> From: Larry Swain [SMTP:[log in to unmask]]
>
> I haven't followed the entirety of this discussion, so
> forgive me if some of this is unrelated.
>
> Moses typology re: Patrick. The connection is
> actually rather obvious. Of all the folks in the
> Bible with/for whom to make analogies Moses' life has
> the most connections with what Patrick in his
> Confessio sees as his call. That is: Patrick felt
> himself called to the Irish and seeks to go "deliver"
> them but is prevented because of some sin he committed
> not unlike Moses who sought to deliver Israel and was
> thwarted by murdering an Egyptian. Patrick feels
> called by God to save a particular people, the Irish.
> Moses is called by God to deliver a particular people,
> Israel.
>
Patrick is not the only saint to receive this treatment.
> There is also a certain "Jewish/Celtic connection in
> terms of the concept of tribalism. The Irish seem to
> have viewed themselves as one people even though they
> had different groups/tribes/political units which was
> somewhat different than the other groups in Europe.
>
Actually, that's not completely true. There are "subject peoples"
and origin stories of some groups that differ from the Milesian myth. The
notion of a single group was promoted through pseudo-history like the Lebor
Gabala Erenn as part of promoting the claims of one group or another to hold
sovereignty over the whole island simply because they held Tara--and the
simultaneous claims of the "heirs of Patrick" (bishops of Armagh) to lord it
over all the others churches in Ireland. It's often overlooked that much of
the surviving material was produced to justify the claims of the U/i Neill
who allied themselves with Armagh. Despite the claims, the evidence of the
annals and some other works indicate that such unanimity was never reality.

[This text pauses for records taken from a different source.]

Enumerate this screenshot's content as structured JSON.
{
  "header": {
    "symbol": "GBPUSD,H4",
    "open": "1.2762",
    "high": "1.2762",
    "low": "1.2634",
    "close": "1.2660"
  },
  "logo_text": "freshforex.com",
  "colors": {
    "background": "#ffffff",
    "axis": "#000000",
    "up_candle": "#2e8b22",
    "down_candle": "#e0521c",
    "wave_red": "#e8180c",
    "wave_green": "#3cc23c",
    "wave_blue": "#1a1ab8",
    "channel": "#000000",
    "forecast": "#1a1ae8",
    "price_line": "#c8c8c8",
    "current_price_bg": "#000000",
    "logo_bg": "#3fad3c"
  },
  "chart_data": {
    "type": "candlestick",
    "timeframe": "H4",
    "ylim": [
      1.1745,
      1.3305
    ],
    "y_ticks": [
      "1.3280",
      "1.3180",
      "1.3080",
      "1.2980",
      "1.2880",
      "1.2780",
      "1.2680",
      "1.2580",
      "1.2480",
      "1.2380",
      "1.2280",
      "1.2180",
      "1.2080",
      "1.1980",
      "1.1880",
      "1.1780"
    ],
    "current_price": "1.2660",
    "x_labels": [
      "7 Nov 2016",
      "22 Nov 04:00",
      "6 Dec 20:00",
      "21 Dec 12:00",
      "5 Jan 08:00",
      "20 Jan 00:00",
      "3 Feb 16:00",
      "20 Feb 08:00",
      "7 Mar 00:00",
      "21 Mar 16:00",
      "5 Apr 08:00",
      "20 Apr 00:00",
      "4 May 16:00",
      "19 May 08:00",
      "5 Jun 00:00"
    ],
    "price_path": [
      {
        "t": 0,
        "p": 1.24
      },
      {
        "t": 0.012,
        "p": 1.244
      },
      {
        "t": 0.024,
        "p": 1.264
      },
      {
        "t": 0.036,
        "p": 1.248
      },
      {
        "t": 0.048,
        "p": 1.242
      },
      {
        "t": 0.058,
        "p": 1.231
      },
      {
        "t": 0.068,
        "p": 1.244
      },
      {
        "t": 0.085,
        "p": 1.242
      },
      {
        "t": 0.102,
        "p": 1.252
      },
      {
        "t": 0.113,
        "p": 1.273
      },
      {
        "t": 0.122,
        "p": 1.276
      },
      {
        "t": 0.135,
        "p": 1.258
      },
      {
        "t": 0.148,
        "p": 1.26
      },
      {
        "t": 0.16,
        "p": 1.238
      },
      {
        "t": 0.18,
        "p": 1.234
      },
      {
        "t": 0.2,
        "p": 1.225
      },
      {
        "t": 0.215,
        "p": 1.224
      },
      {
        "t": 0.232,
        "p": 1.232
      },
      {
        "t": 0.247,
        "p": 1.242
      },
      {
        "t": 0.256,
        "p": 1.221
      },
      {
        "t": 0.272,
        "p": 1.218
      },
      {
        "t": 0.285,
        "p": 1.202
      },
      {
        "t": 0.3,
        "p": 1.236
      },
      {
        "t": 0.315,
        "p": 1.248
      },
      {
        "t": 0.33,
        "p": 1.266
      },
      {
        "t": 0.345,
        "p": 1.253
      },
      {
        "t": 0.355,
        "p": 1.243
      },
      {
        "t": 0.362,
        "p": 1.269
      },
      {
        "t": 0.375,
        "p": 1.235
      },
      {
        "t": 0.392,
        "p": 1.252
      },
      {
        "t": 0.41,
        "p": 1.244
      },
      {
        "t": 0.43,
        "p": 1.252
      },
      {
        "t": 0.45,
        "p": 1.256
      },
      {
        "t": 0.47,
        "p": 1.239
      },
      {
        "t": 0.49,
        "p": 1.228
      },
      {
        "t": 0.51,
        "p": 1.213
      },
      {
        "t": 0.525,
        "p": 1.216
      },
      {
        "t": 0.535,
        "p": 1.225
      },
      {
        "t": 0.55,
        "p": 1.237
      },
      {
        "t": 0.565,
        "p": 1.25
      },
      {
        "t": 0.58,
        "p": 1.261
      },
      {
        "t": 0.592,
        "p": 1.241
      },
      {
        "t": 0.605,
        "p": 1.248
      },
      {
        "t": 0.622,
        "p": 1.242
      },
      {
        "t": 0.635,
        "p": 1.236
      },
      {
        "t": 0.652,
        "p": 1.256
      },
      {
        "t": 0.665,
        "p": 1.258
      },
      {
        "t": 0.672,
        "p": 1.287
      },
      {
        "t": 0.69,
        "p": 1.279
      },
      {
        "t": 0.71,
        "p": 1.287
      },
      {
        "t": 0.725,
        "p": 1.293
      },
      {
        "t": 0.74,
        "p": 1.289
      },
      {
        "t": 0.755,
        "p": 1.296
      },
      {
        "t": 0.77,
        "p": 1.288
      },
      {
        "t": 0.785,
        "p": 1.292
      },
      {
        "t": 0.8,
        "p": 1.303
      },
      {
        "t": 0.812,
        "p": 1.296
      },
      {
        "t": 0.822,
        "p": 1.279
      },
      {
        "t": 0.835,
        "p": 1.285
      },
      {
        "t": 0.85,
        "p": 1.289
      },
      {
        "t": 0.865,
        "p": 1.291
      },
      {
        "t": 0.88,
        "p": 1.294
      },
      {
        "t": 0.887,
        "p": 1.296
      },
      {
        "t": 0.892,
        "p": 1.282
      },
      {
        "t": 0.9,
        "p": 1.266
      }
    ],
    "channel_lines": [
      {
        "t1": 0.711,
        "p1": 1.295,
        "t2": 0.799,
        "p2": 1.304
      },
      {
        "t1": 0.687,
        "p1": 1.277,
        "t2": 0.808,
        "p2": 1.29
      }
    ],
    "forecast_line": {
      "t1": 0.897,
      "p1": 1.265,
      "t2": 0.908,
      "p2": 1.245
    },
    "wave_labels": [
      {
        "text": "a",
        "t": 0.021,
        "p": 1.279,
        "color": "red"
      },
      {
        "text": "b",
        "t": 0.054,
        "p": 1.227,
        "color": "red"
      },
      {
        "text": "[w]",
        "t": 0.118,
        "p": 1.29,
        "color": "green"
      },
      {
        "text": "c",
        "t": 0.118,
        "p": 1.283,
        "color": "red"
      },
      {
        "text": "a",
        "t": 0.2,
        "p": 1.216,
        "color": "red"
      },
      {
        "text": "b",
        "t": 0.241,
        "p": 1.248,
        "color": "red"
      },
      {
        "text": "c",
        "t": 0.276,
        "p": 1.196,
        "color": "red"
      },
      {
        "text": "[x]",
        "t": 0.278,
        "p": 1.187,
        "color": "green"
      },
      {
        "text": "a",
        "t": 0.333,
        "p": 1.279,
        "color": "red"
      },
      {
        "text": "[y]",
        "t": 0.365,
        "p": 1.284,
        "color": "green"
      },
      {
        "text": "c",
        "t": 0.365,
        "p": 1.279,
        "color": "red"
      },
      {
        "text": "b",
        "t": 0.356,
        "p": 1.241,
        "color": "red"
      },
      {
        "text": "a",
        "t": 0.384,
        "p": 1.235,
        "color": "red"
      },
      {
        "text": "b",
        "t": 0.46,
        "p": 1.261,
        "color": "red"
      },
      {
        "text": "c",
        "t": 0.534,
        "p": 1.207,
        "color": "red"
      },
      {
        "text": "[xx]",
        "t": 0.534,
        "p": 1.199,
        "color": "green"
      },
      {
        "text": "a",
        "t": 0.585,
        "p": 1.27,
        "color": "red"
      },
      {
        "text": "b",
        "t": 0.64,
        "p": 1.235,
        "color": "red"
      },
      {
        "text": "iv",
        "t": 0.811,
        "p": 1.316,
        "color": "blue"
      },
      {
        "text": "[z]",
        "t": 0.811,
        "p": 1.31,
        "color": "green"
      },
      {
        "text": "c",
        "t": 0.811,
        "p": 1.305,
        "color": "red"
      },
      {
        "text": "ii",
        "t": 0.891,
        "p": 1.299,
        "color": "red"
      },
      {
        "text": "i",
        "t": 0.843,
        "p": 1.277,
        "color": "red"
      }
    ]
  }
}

> And Patrick comes along and "delivers" them, as a
> people in their minds.
>
> Finally there is the question of authority. Moses is
> directly sent by God. He is certainly a prefigure of
> Jesus. The apostles are sent by Jesus and are to be
> respected but there is almost a sense that the Celts
> are looking to the OT to legitimize their own
> practices in contrast to the Continent-such as in the
> letters of Columbanus for example.
>
Exactly. The Irish monks used many different sources to justify
their own cultural practices and beliefs. The books of the Hebrew bible were
used to justify social practices and organization; the works of people like
Isidore of Seville were used to justify their rather unique cosmology (see
Marina Smyth's _Understanding the Universe in Seventh Century Ireland_).